Green Grass;330407 said:


> Chris the alt should have stamped on it the size that it is. If you have a dealer that is taking parts off one new truck and putting them on another new truck they have to change the window sticker if they don't they are breaking the law!! I work at a Dodge dealer and we will not swap things on new vehicles we will take things off a used truck to put on a new vehicle some one is buying if the customer wants the used part on there new truck


I did look at the alt and no such markings that make it clear that it is a 160amp. I trust my dealer, but wanted to doulbe check. I had them add the tow mirrors to mine. Later I saw the vehicle they swapped them from and sure enough, they updated the sticker. On the plus side I did end up with the optional $200 tires on my truck, with no adjustment to the sticker. Someone must not of wanted them on the truck they were getting.

Chris


----------



## Green Grass (Dec 5, 2006)

ThisIsMe;330413 said:


> Not sure about the 160amp alternator though. It seems to be listed under the snow plow option more then not.
> 
> I have seen a number of people mention extra stuff not listed on the sticker under snow prep group. I am pretty sure that if Dodge (for example) was putting on larger springs or other stuff , would they not list it on the sticker? It does make it look like you are getting more for the buck.
> 
> ...


The alt marking my not be visible with out removal. the 160 amp alt is stock an a 2500 or 3500 with a Hemi along with the heavier springs. that is why they do not appear on the window sticker


----------



## SnoFarmer (Oct 15, 2004)

ThisIsMe;330413 said:


> Not sure about the 160amp alternator though. It seems to be listed under the snow plow option more then not.
> 
> I have seen a number of people mention extra stuff not listed on the sticker under snow prep group. I am pretty sure that if Dodge (for example) was putting on larger springs or other stuff , would they not list it on the sticker? It does make it look like you are getting more for the buck.
> 
> ...


Sure they do, go and look at the springs on a plow prep truck and then look at one that does not 
Take a look at the # on the tags that are on the coils then go to the service Dept and ask them what it means.

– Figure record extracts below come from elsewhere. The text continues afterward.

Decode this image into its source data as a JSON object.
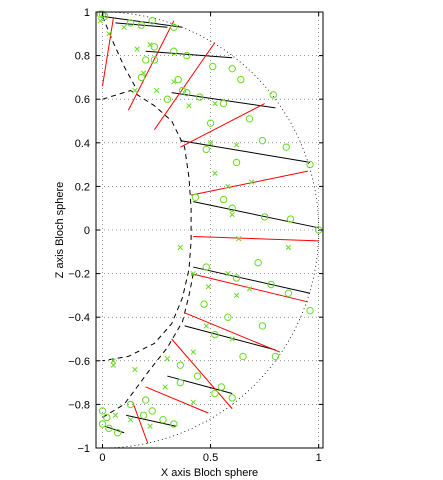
{
  "chart_data": {
    "type": "scatter",
    "xlabel": "X axis Bloch sphere",
    "ylabel": "Z axis Bloch sphere",
    "xlim": [
      -0.03,
      1.02
    ],
    "ylim": [
      -1,
      1
    ],
    "x_ticks": [
      0,
      0.5,
      1
    ],
    "x_tick_labels": [
      "0",
      "0.5",
      "1"
    ],
    "y_ticks": [
      -1,
      -0.8,
      -0.6,
      -0.4,
      -0.2,
      0,
      0.2,
      0.4,
      0.6,
      0.8,
      1
    ],
    "y_tick_labels": [
      "−1",
      "−0.8",
      "−0.6",
      "−0.4",
      "−0.2",
      "0",
      "0.2",
      "0.4",
      "0.6",
      "0.8",
      "1"
    ],
    "grid": true,
    "colors": {
      "black_line": "#000000",
      "red_line": "#ff0000",
      "marker": "#66dd22",
      "unit_circle": "#000000"
    },
    "unit_circle": {
      "style": "dotted",
      "radius": 1
    },
    "dashed_boundary": [
      [
        0.0,
        0.6
      ],
      [
        0.13,
        0.64
      ],
      [
        0.24,
        0.57
      ],
      [
        0.32,
        0.5
      ],
      [
        0.38,
        0.38
      ],
      [
        0.4,
        0.24
      ],
      [
        0.41,
        0.1
      ],
      [
        0.41,
        -0.05
      ],
      [
        0.4,
        -0.18
      ],
      [
        0.37,
        -0.31
      ],
      [
        0.32,
        -0.43
      ],
      [
        0.24,
        -0.52
      ],
      [
        0.12,
        -0.58
      ],
      [
        0.0,
        -0.6
      ]
    ],
    "dashed_boundary_2": [
      [
        0.0,
        0.98
      ],
      [
        0.05,
        0.86
      ],
      [
        0.1,
        0.75
      ],
      [
        0.15,
        0.66
      ]
    ],
    "dashed_boundary_3": [
      [
        0.0,
        -0.86
      ],
      [
        0.1,
        -0.8
      ],
      [
        0.16,
        -0.72
      ],
      [
        0.22,
        -0.64
      ],
      [
        0.3,
        -0.54
      ],
      [
        0.37,
        -0.42
      ],
      [
        0.4,
        -0.3
      ],
      [
        0.42,
        -0.2
      ]
    ],
    "black_segments": [
      [
        [
          0.0,
          0.98
        ],
        [
          0.37,
          0.93
        ]
      ],
      [
        [
          0.06,
          0.95
        ],
        [
          0.3,
          0.93
        ]
      ],
      [
        [
          0.2,
          0.82
        ],
        [
          0.6,
          0.79
        ]
      ],
      [
        [
          0.32,
          0.63
        ],
        [
          0.8,
          0.56
        ]
      ],
      [
        [
          0.36,
          0.41
        ],
        [
          0.96,
          0.31
        ]
      ],
      [
        [
          0.42,
          0.13
        ],
        [
          1.0,
          0.01
        ]
      ],
      [
        [
          0.42,
          -0.17
        ],
        [
          0.96,
          -0.29
        ]
      ],
      [
        [
          0.38,
          -0.44
        ],
        [
          0.8,
          -0.55
        ]
      ],
      [
        [
          0.3,
          -0.67
        ],
        [
          0.6,
          -0.75
        ]
      ],
      [
        [
          0.11,
          -0.85
        ],
        [
          0.34,
          -0.9
        ]
      ],
      [
        [
          0.01,
          -0.9
        ],
        [
          0.1,
          -0.93
        ]
      ]
    ],
    "red_segments": [
      [
        [
          0.0,
          0.66
        ],
        [
          0.05,
          0.97
        ]
      ],
      [
        [
          0.12,
          0.55
        ],
        [
          0.33,
          0.96
        ]
      ],
      [
        [
          0.24,
          0.46
        ],
        [
          0.52,
          0.86
        ]
      ],
      [
        [
          0.36,
          0.38
        ],
        [
          0.75,
          0.58
        ]
      ],
      [
        [
          0.41,
          0.16
        ],
        [
          0.95,
          0.27
        ]
      ],
      [
        [
          0.42,
          -0.03
        ],
        [
          1.0,
          -0.05
        ]
      ],
      [
        [
          0.41,
          -0.2
        ],
        [
          0.95,
          -0.33
        ]
      ],
      [
        [
          0.38,
          -0.38
        ],
        [
          0.82,
          -0.56
        ]
      ],
      [
        [
          0.32,
          -0.5
        ],
        [
          0.6,
          -0.82
        ]
      ],
      [
        [
          0.2,
          -0.72
        ],
        [
          0.49,
          -0.84
        ]
      ],
      [
        [
          0.14,
          -0.79
        ],
        [
          0.21,
          -0.98
        ]
      ]
    ],
    "circle_markers": [
      [
        0.0,
        0.99
      ],
      [
        0.01,
        0.98
      ],
      [
        -0.01,
        0.99
      ],
      [
        0.13,
        0.95
      ],
      [
        0.18,
        0.94
      ],
      [
        0.23,
        0.96
      ],
      [
        0.33,
        0.93
      ],
      [
        0.24,
        0.84
      ],
      [
        0.33,
        0.82
      ],
      [
        0.39,
        0.8
      ],
      [
        0.2,
        0.78
      ],
      [
        0.18,
        0.7
      ],
      [
        0.24,
        0.78
      ],
      [
        0.35,
        0.69
      ],
      [
        0.37,
        0.64
      ],
      [
        0.39,
        0.63
      ],
      [
        0.51,
        0.75
      ],
      [
        0.6,
        0.74
      ],
      [
        0.64,
        0.69
      ],
      [
        0.56,
        0.58
      ],
      [
        0.45,
        0.61
      ],
      [
        0.3,
        0.6
      ],
      [
        0.5,
        0.49
      ],
      [
        0.68,
        0.51
      ],
      [
        0.79,
        0.62
      ],
      [
        0.48,
        0.37
      ],
      [
        0.62,
        0.31
      ],
      [
        0.74,
        0.41
      ],
      [
        0.85,
        0.38
      ],
      [
        0.96,
        0.3
      ],
      [
        0.43,
        0.15
      ],
      [
        0.56,
        0.14
      ],
      [
        0.75,
        0.06
      ],
      [
        0.87,
        0.05
      ],
      [
        1.0,
        0.0
      ],
      [
        0.6,
        0.1
      ],
      [
        0.48,
        -0.17
      ],
      [
        0.62,
        -0.22
      ],
      [
        0.78,
        -0.25
      ],
      [
        0.86,
        -0.29
      ],
      [
        0.96,
        -0.37
      ],
      [
        0.72,
        -0.15
      ],
      [
        0.47,
        -0.34
      ],
      [
        0.58,
        -0.4
      ],
      [
        0.74,
        -0.44
      ],
      [
        0.8,
        -0.58
      ],
      [
        0.65,
        -0.58
      ],
      [
        0.52,
        -0.48
      ],
      [
        0.36,
        -0.62
      ],
      [
        0.44,
        -0.67
      ],
      [
        0.55,
        -0.72
      ],
      [
        0.6,
        -0.77
      ],
      [
        0.52,
        -0.75
      ],
      [
        0.36,
        -0.7
      ],
      [
        0.19,
        -0.85
      ],
      [
        0.23,
        -0.83
      ],
      [
        0.28,
        -0.87
      ],
      [
        0.33,
        -0.89
      ],
      [
        0.13,
        -0.8
      ],
      [
        0.2,
        -0.78
      ],
      [
        0.02,
        -0.86
      ],
      [
        0.0,
        -0.89
      ],
      [
        0.03,
        -0.91
      ],
      [
        0.07,
        -0.93
      ],
      [
        0.0,
        -0.83
      ]
    ],
    "x_markers": [
      [
        0.03,
        0.9
      ],
      [
        0.1,
        0.93
      ],
      [
        -0.01,
        0.96
      ],
      [
        0.16,
        0.83
      ],
      [
        0.22,
        0.85
      ],
      [
        0.19,
        0.72
      ],
      [
        0.15,
        0.64
      ],
      [
        0.25,
        0.64
      ],
      [
        0.33,
        0.68
      ],
      [
        0.52,
        0.58
      ],
      [
        0.4,
        0.57
      ],
      [
        0.5,
        0.4
      ],
      [
        0.62,
        0.39
      ],
      [
        0.58,
        0.2
      ],
      [
        0.69,
        0.22
      ],
      [
        0.52,
        0.26
      ],
      [
        0.6,
        0.07
      ],
      [
        0.63,
        -0.04
      ],
      [
        0.86,
        -0.08
      ],
      [
        0.58,
        -0.2
      ],
      [
        0.68,
        -0.27
      ],
      [
        0.49,
        -0.26
      ],
      [
        0.62,
        -0.3
      ],
      [
        0.48,
        -0.44
      ],
      [
        0.6,
        -0.5
      ],
      [
        0.42,
        -0.56
      ],
      [
        0.3,
        -0.59
      ],
      [
        0.05,
        -0.62
      ],
      [
        0.15,
        -0.64
      ],
      [
        0.29,
        -0.72
      ],
      [
        0.42,
        -0.79
      ],
      [
        0.05,
        -0.6
      ],
      [
        0.06,
        -0.85
      ],
      [
        0.22,
        -0.9
      ],
      [
        0.13,
        -0.87
      ],
      [
        0.42,
        -0.2
      ],
      [
        0.36,
        -0.08
      ]
    ]
  }
}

I hace replaced a the coils on a few Dodge trucks.
...

Do a search on coils or springs, plow prep

Q, Then why are guys putting in the heaver springs on their non plow prep trucks?


----------



## ed salvatore (Sep 1, 2005)

*160 amp - plow prep package???*

I checked my original window sticker and no where is the 160 amp alt mentioned. Actually, under standard equipment, the 136 amp is listed.

Materials I had read stated that the plow prep gives you among other things, the 160 amp alt, but it is not listed anywhere???? I don't understand.

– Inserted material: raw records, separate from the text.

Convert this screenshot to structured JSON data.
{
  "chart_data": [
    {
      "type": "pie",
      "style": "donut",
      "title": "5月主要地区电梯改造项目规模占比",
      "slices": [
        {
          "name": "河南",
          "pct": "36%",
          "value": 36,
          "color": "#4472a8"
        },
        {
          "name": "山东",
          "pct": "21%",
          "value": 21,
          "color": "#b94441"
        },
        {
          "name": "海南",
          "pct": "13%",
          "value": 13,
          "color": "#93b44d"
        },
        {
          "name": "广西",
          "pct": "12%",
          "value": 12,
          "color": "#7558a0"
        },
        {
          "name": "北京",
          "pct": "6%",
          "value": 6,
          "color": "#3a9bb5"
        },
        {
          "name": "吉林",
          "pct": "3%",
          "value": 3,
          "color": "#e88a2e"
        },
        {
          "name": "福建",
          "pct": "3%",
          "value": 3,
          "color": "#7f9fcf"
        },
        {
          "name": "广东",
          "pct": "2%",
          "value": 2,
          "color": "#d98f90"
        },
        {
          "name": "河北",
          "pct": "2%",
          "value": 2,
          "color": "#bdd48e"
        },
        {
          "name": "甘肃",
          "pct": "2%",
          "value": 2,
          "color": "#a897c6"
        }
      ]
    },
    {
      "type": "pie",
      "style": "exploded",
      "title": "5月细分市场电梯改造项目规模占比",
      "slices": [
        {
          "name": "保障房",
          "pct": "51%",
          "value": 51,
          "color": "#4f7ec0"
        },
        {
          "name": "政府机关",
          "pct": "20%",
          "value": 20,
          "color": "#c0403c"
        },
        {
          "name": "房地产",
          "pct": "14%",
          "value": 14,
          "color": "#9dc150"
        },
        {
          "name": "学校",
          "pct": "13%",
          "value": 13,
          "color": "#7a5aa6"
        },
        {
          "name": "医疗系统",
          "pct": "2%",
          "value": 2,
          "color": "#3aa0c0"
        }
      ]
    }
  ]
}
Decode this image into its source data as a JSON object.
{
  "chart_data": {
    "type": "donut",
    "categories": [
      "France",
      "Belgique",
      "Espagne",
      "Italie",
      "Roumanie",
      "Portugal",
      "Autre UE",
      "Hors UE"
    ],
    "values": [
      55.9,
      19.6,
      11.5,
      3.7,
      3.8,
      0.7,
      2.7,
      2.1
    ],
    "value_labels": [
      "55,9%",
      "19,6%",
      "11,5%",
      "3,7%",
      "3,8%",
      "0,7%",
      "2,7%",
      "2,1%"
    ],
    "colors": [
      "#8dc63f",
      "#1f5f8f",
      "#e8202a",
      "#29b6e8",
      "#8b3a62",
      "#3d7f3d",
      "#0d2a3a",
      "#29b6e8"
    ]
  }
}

I remember the Hemi had alt problems. Maybe they all went to 160 amp after that. But under standard equipment for the 2500 Hemi the 136 amp is still being listed, at least on mine. So basically, I don't know?? ?????

I guess I just have to check for numbers on the alternator, to see if it is the 160 amp. It probably is, but it just got me wondering.........was the amp left off the truck?? I doubt it but......

Thanks to all for responses.

Ed
South of Boston, waiting for snow


----------



## BigDave12768 (Nov 17, 2006)

ed salvatore;331183 said:


> I checked my original window sticker and no where is the 160 amp alt mentioned. Actually, under standard equipment, the 136 amp is listed.
> 
> Materials I had read stated that the plow prep gives you among other things, the 160 amp alt, but it is not listed anywhere???? I don't understand.
> 
> ...


If its a CTD it is the 136amp


----------



## ed salvatore (Sep 1, 2005)

*hemi alternator*

As I've been saying, it's a 2500 with the Hemi.

I'll just have to check the alternator for numbers.


----------



## HD61CUIN (Dec 21, 2001)

The window sticker is useless, you need to look at the build sheet. When I got my 04 Ram 1500 it came with a build sheet that said exactly what was installed including spring rates, wiring harnesses, and everything that makes up a truck.


----------



## ed salvatore (Sep 1, 2005)

Thanks for the replies guys!

Ed


----------



## premier homes (Sep 26, 2006)

the 05 ram 2500 did NOT have an available 160 amp alternator, where the 04's do. but of course they are not interchangeable. your 136 amp alternater will do fine plowing!


ed salvatore;327335 said:


> Elite Lawn -
> I bought and had installed a new 800 straight Blizzard plow on my 05' 2500 quad. About 800-850 lbs. total with mount. Really no problem at all handling it, very good. I have the aluminum wheels and off road tires stock from the factory.
> 
> Red Dodge and Elite Lawn,
> ...


----------



## premier homes (Sep 26, 2006)

in 2005 the only alternater that came with the snowplow prep package was a 136 amp. in 2004 they came with the 160 amp.



ed salvatore;325580 said:


> Hi Folks,
> 
> Last year, in early 2005, I bought a new 2005 Dodge 2500 Quad w/ Hemi.
> 
> ...


----------



## premier homes (Sep 26, 2006)

Green Grass;330422 said:


> The alt marking my not be visible with out removal. the 160 amp alt is stock an a 2500 or 3500 with a Hemi along with the heavier springs. that is why they do not appear on the window sticker


WHERE did you hear that???? You cant even get an 05, 2500 with a 160 amp alternater. the largest alt is 136 amp!!!!!!


----------



## Richard123 (Nov 8, 2005)

*Power Problem*

Ok guys...new truck this year 2004 2500 w/Hemi. Took the boss plow off my Ford (never again)
And had it mounted professional to my Dodge. Everything seemed fine when I came home and hooked the blade to the new under carriage and gave it a try.
First plowable snow last night…HERE'S WHAT WENT WRONG.

Problem number 1. 
Alternator gauge is bottoming out and then the "check gauges" light will come on when it's all the way down of course. Happens mostly when lifting the plow up.
Problem 2. Also now the "Air Bag" light keeps coming on.

Is this all due to power problem???? As for alternator….don't know, this is what I thought it would be but after reading some of the post,,,I don't know anymore.


----------



## ThisIsMe (Oct 31, 2006)

premier homes;369801 said:


> WHERE did you hear that???? You cant even get an 05, 2500 with a 160 amp alternater. the largest alt is 136 amp!!!!!!


Says 160amp right on the window sticker.


----------



## SnoFarmer (Oct 15, 2004)

Richard123;371702 said:


> Ok guys...new truck this year 2004 2500 w/Hemi. Took the boss plow off my Ford (never again)
> And had it mounted professional to my Dodge. Everything seemed fine when I came home and hooked the blade to the new under carriage and gave it a try.
> First plowable snow last night…HERE'S WHAT WENT WRONG.
> 
> ...


A second battery would help.

Where did you ground the plow?

Fallow the ground from the alt., Hook up the ground for the plow at the same spot.
It's a good idea to clean up the connections with some sandpaper.

Clean the connections at the solenoid and Battery.

Clean and tighten the connections on the plow motor also.
don't for get to clean the plug too.

Did you clean the filter and change the fluid this year?

If your plow/ motor still is drawing a lot of amps it might be time for a new set of brushes.


----------